Kur'an-ı Kerim ve Türkçe Meali Sayfa 378
14. Mûcizelerin Allah tarafından gerçekleştirildiğini, delilleriyle bildikleri, vicdanları, bunların doğruluğuna tam bir kanaat getirdiği halde, zulüm ve kibirlerinden dolayı mûcizeleri bile bile inkâr ettiler. Fesat çıkaranların, bozguncuların âkıbetinin nasıl olduğuna ibret nazarıyla bir bak, incele.
15. Andolsun biz Dâvûd’a ve Süleyman’a ilim verdik. Onlar: 'Lütufta bulunarak bizi mü’min kullarının birçoğundan üstün kılan Allah’a hamdolsun' dediler.
16. Süleyman Dâvûd’a varis olup, onun yerine geçti. Süleyman: 'Ey insanlar, bize kuş dili öğretildi. Bize her şeyden nasip verildi. Doğrusu bu apaçık bir lütuftur.' dedi.
17. Cinlerden, insanlardan ve kuşlardan müteşekkil askerî erkânı ve orduları Süleyman’ın emrinde, ona hizmet için toplandı. Hepsi düzenli olarak sevk ediliyordu.
18. Nihayet Karınca vadisine geldiklerinde durdular. Kraliçe karınca: 'Ey karıncalar, yuvalarınıza girin. Süleyman, askerî erkânı ve orduları farkında olmadan sizi ezmesinler.' dedi.
19. Süleyman onun sözlerine tebessüm ederek güldü: 'Rabbim, bana ve ana-babama verdiğin nimete şükretmemi ve hâlis niyet ve amaçlarla, hoşnut olacağın, İslâm esaslarını, İslâmî düzeni hayata geçirmemi, iş barışı içinde bilinçli, planlı, mükemmel, meşrû, faydalı, verimli çalışarak nimetin-ürünün bollaşmasını sağlamamı, yerinde, haklı çıkışlar yaparak, düzelmeye, iyiliğe, iyileştirmeye ön ayak olmamı, cârî-kalıcı hayırlar-sâlih ameller işlememi gönlüme ilham et, gazabını davet eden şeylerden uzak tut.
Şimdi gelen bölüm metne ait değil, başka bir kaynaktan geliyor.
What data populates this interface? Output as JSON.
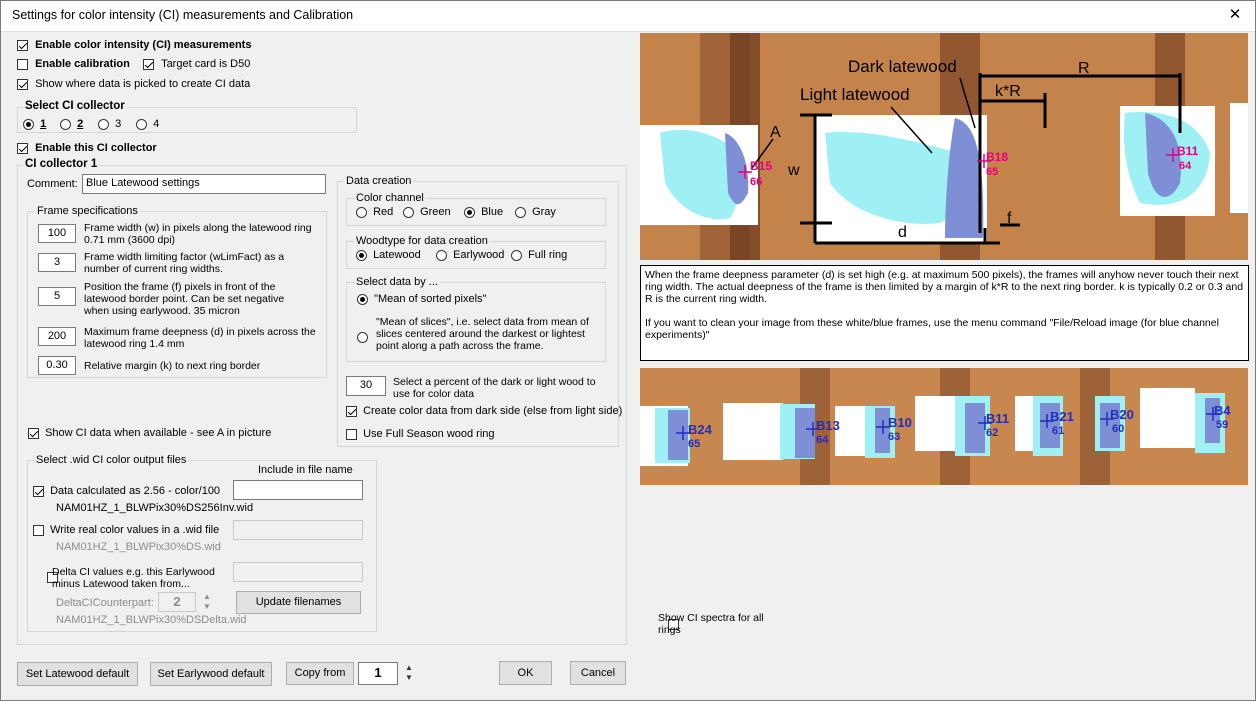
{
  "window": {
    "title": "Settings for color intensity (CI) measurements and Calibration",
    "close": "✕"
  },
  "top_options": {
    "enable_ci": "Enable color intensity (CI) measurements",
    "enable_calibration": "Enable calibration",
    "target_card": "Target card is D50",
    "show_where": "Show where data is picked to create CI data"
  },
  "collector_select": {
    "title": "Select CI collector",
    "options": [
      "1",
      "2",
      "3",
      "4"
    ],
    "selected": "1"
  },
  "enable_collector": "Enable this CI collector",
  "collector": {
    "title": "CI collector 1",
    "comment_label": "Comment:",
    "comment_value": "Blue Latewood settings"
  },
  "frame": {
    "title": "Frame specifications",
    "rows": [
      {
        "value": "100",
        "label": "Frame width (w) in pixels along the latewood ring 0.71 mm   (3600 dpi)"
      },
      {
        "value": "3",
        "label": "Frame width limiting factor (wLimFact) as a number of current ring widths."
      },
      {
        "value": "5",
        "label": "Position the frame (f)  pixels in front of the latewood border point. Can be set negative when using earlywood.  35 micron"
      },
      {
        "value": "200",
        "label": "Maximum frame deepness (d) in pixels across the latewood ring 1.4 mm"
      },
      {
        "value": "0.30",
        "label": "Relative margin (k) to next ring border"
      }
    ]
  },
  "data_creation": {
    "title": "Data creation",
    "channel_title": "Color channel",
    "channels": [
      "Red",
      "Green",
      "Blue",
      "Gray"
    ],
    "channel_selected": "Blue",
    "woodtype_title": "Woodtype for data creation",
    "woodtypes": [
      "Latewood",
      "Earlywood",
      "Full ring"
    ],
    "woodtype_selected": "Latewood",
    "select_title": "Select data by ...",
    "select_opt1": "\"Mean of sorted pixels\"",
    "select_opt2": "\"Mean of slices\", i.e. select data from mean of slices centered  around the darkest or lightest point along a path across the frame.",
    "percent_value": "30",
    "percent_label": "Select a percent of the dark or light wood to use for color data",
    "dark_side": "Create color data from dark side (else from light side)",
    "full_season": "Use Full Season wood ring"
  },
  "show_ci_data": "Show CI data when available - see A in picture",
  "output": {
    "title": "Select .wid CI color output files",
    "include_header": "Include in file name",
    "item1_label": "Data calculated as 2.56 - color/100",
    "item1_file": "NAM01HZ_1_BLWPix30%DS256Inv.wid",
    "item2_label": "Write real color values in a .wid file",
    "item2_file": "NAM01HZ_1_BLWPix30%DS.wid",
    "item3_label": "Delta CI values e.g. this Earlywood minus Latewood taken from...",
    "counterpart_label": "DeltaCICounterpart:",
    "counterpart_value": "2",
    "update_btn": "Update filenames",
    "item3_file": "NAM01HZ_1_BLWPix30%DSDelta.wid"
  },
  "bottom": {
    "latewood_default": "Set Latewood default",
    "earlywood_default": "Set Earlywood default",
    "copy_from": "Copy from",
    "copy_value": "1",
    "ok": "OK",
    "cancel": "Cancel"
  },
  "diagram": {
    "dark_latewood": "Dark latewood",
    "light_latewood": "Light latewood",
    "A": "A",
    "w": "w",
    "d": "d",
    "f": "f",
    "kR": "k*R",
    "R": "R",
    "markers": [
      {
        "name": "B15",
        "value": "66"
      },
      {
        "name": "B18",
        "value": "65"
      },
      {
        "name": "B11",
        "value": "64"
      }
    ]
  },
  "info_text": {
    "p1": "When the frame deepness parameter (d) is set high (e.g. at maximum 500 pixels), the frames will anyhow never touch their next ring width. The actual deepness of the frame is then limited by a margin of k*R to the next ring border. k is typically 0.2 or 0.3 and R is the current ring width.",
    "p2": "If you want to clean your image from these white/blue frames, use the menu command  \"File/Reload image (for blue channel experiments)\""
  },
  "strip_markers": [
    {
      "name": "B24",
      "value": "65"
    },
    {
      "name": "B13",
      "value": "64"
    },
    {
      "name": "B10",
      "value": "63"
    },
    {
      "name": "B11",
      "value": "62"
    },
    {
      "name": "B21",
      "value": "61"
    },
    {
      "name": "B20",
      "value": "60"
    },
    {
      "name": "B4",
      "value": "59"
    }
  ],
  "show_spectra": "Show CI spectra for all rings",
  "colors": {
    "wood": "#c8874f",
    "dark_band": "#7a4426",
    "frame_blue": "#7f8fd6",
    "frame_cyan": "#9ff0f5",
    "pink": "#e6007e",
    "blue_label": "#1f2fbf"
  }
}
Rahmetinle beni dindar, ahlâklı, hayır-hasenât sahibi mü’minlerin, sâlih kullarının arasına kat.' dedi.
20. Süleyman uçar kuvvetleri, kuşları gözden geçirdi, denetledi. 'İbibiği niçin göremiyorum? Yoksa kayıplara mı karıştı?' dedi.
21. 'Onu ağır bir ceza ile tüylerini yolarak cezalandıracağım veya onu mutlaka keseceğim yahut da hükümranlığımı güçlendirecek çok önemli bir hizmet yaparak yanıma gelmiş olacak.'
22. Çok geçmeden İbibik geldi. 'Ben senin bilmediğin bir şeyi öğrendim. Sebe’den sana doğru ve önemli bir haber getirdim.' dedi.